Menyelenggarakan usaha jasa lain yang bersifat menunjang kegiatan penanaman modal di Daerah Industri Batam.
Pasal 3
(1)
Modal Dasar PERSERO terbagi atas saham-saham sesuai dengan ketentuan Peraturan Pemerintah Nomor 24 Tahun 1972; pada saat pendiriannya akan ditempatkan sejumlah Rp. 500.000.000,- (lima ratus juta rupiah) yang keseluruhannya diambil oleh Negara Republik Indonesia sebagai kekayaan Negara yang dipisahkan;
(2)
Penyetoran penuh atas setiap saham yang diambil bagian oleh Negara Republik Indonesia sebagaimana yang dimaksud dalam ayat (1) pasal ini ditetapkan lebih lanjut oleh Menteri Keuangan, dengan memperhatikan ketentuan-ketentuan peraturan perundangan yang berlaku;
(3)
Ketentuan-ketentuan lainnya mengenai permodalan PERSERO diatur dalam Anggaran Dasarnya.
Pasal 4
Pelaksanaan penyertaan Negara Republik Indonesia sebagaimana yang dimaksud dalam Peraturan Pemerintah ini dilakukan menurut ketentuan-ketentuan Kitab Undang-undang Hukum Dagang Stbl. 1847 : 23 sebagaimana yang telah beberapa kali diubah dan ditambah, dengan memperhatikan ketentuan-ketentuan yang tercantum dalam Peraturan Pemerintah Nomor 12 Tahun 1969 jo.

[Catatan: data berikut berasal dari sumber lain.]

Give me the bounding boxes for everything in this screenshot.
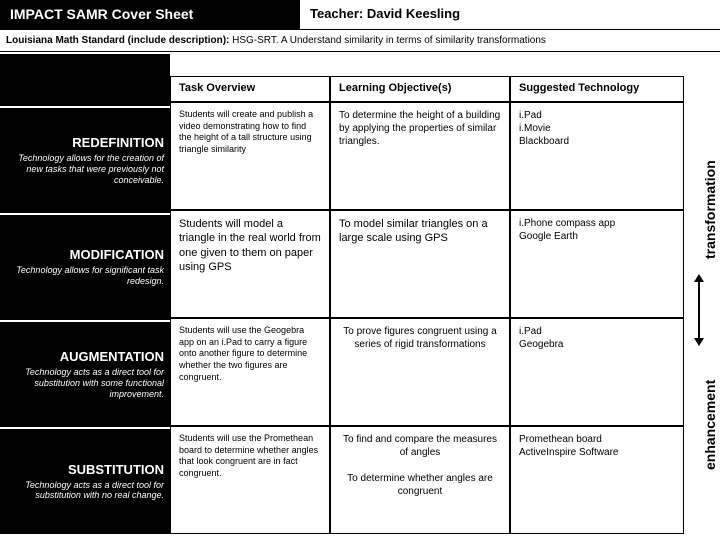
cell-tech: i.Pad Geogebra <box>510 318 684 426</box>
spacer-cell <box>0 52 170 106</box>
content-grid: REDEFINITION Technology allows for the c… <box>0 52 720 534</box>
table-row: Students will use the Geogebra app on an… <box>170 318 684 426</box>
cell-objective: To prove figures congruent using a serie… <box>330 318 510 426</box>
samr-levels-column: REDEFINITION Technology allows for the c… <box>0 52 170 534</box>
side-label-enhancement: enhancement <box>702 350 718 500</box>
table-column: Task Overview Learning Objective(s) Sugg… <box>170 52 720 534</box>
cell-objective: To determine the height of a building by… <box>330 102 510 210</box>
cell-tech: i.Phone compass app Google Earth <box>510 210 684 318</box>
level-desc: Technology allows for significant task r… <box>6 265 164 287</box>
level-augmentation: AUGMENTATION Technology acts as a direct… <box>0 320 170 427</box>
cell-tech: Promethean board ActiveInspire Software <box>510 426 684 534</box>
cell-task: Students will create and publish a video… <box>170 102 330 210</box>
title: IMPACT SAMR Cover Sheet <box>0 0 300 30</box>
level-modification: MODIFICATION Technology allows for signi… <box>0 213 170 320</box>
header: IMPACT SAMR Cover Sheet Teacher: David K… <box>0 0 720 30</box>
cell-task: Students will use the Geogebra app on an… <box>170 318 330 426</box>
cell-objective: To find and compare the measures of angl… <box>330 426 510 534</box>
level-name: MODIFICATION <box>6 247 164 262</box>
standard-row: Louisiana Math Standard (include descrip… <box>0 30 720 52</box>
cell-tech: i.Pad i.Movie Blackboard <box>510 102 684 210</box>
table-gap <box>170 52 684 76</box>
table-row: Students will model a triangle in the re… <box>170 210 684 318</box>
level-name: SUBSTITUTION <box>6 462 164 477</box>
level-desc: Technology acts as a direct tool for sub… <box>6 480 164 502</box>
cell-task: Students will use the Promethean board t… <box>170 426 330 534</box>
standard-text: HSG-SRT. A Understand similarity in term… <box>232 35 546 46</box>
table-row: Students will create and publish a video… <box>170 102 684 210</box>
standard-label: Louisiana Math Standard (include descrip… <box>6 35 232 46</box>
level-substitution: SUBSTITUTION Technology acts as a direct… <box>0 427 170 534</box>
table-row: Students will use the Promethean board t… <box>170 426 684 534</box>
col-tech: Suggested Technology <box>510 76 684 102</box>
level-name: AUGMENTATION <box>6 349 164 364</box>
cell-task: Students will model a triangle in the re… <box>170 210 330 318</box>
table-header-row: Task Overview Learning Objective(s) Sugg… <box>170 76 684 102</box>
level-name: REDEFINITION <box>6 135 164 150</box>
teacher-field: Teacher: David Keesling <box>300 0 720 30</box>
arrow-icon <box>698 280 700 340</box>
side-label-transformation: transformation <box>702 130 718 290</box>
cell-objective: To model similar triangles on a large sc… <box>330 210 510 318</box>
level-desc: Technology allows for the creation of ne… <box>6 153 164 185</box>
level-redefinition: REDEFINITION Technology allows for the c… <box>0 106 170 213</box>
col-objective: Learning Objective(s) <box>330 76 510 102</box>
level-desc: Technology acts as a direct tool for sub… <box>6 367 164 399</box>
col-task: Task Overview <box>170 76 330 102</box>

Peraturan Pemerintah Nomor 24 Tahun 1972.
Pasal 5
(1). Penyelesaian pendirian PERSERO dikuasakan kepada Menteri Keuangan, sesuai dengan ketentuan yang termaksud dalam Peraturan Pemerintah Nomor 12 Tahun 1969; (2). Kepada Menteri Keuangan diberi kekuasaan untuk menunjuk seseorang untuk ikut serta mendirikan PERSERO, sesuai dengan ketentuan yang termaksud dalam Peraturan Pemerintah Nomor 12 Tahun 1969
Pasal 6
Hal-hal yang belum cukup diatur dalam Peraturan Pemerintah ini diatur secara tersendiri.
Pasal 7
Peraturan Pemerintah ini mulai berlaku pada hari tanggal diundangkannya.
Agar supaya setiap orang dapat mengetahuinya, memerintahkan pengundangan Peraturan Pemerintah ini dengan penempatannya dalam Lembaran Negara Republik Indonesia.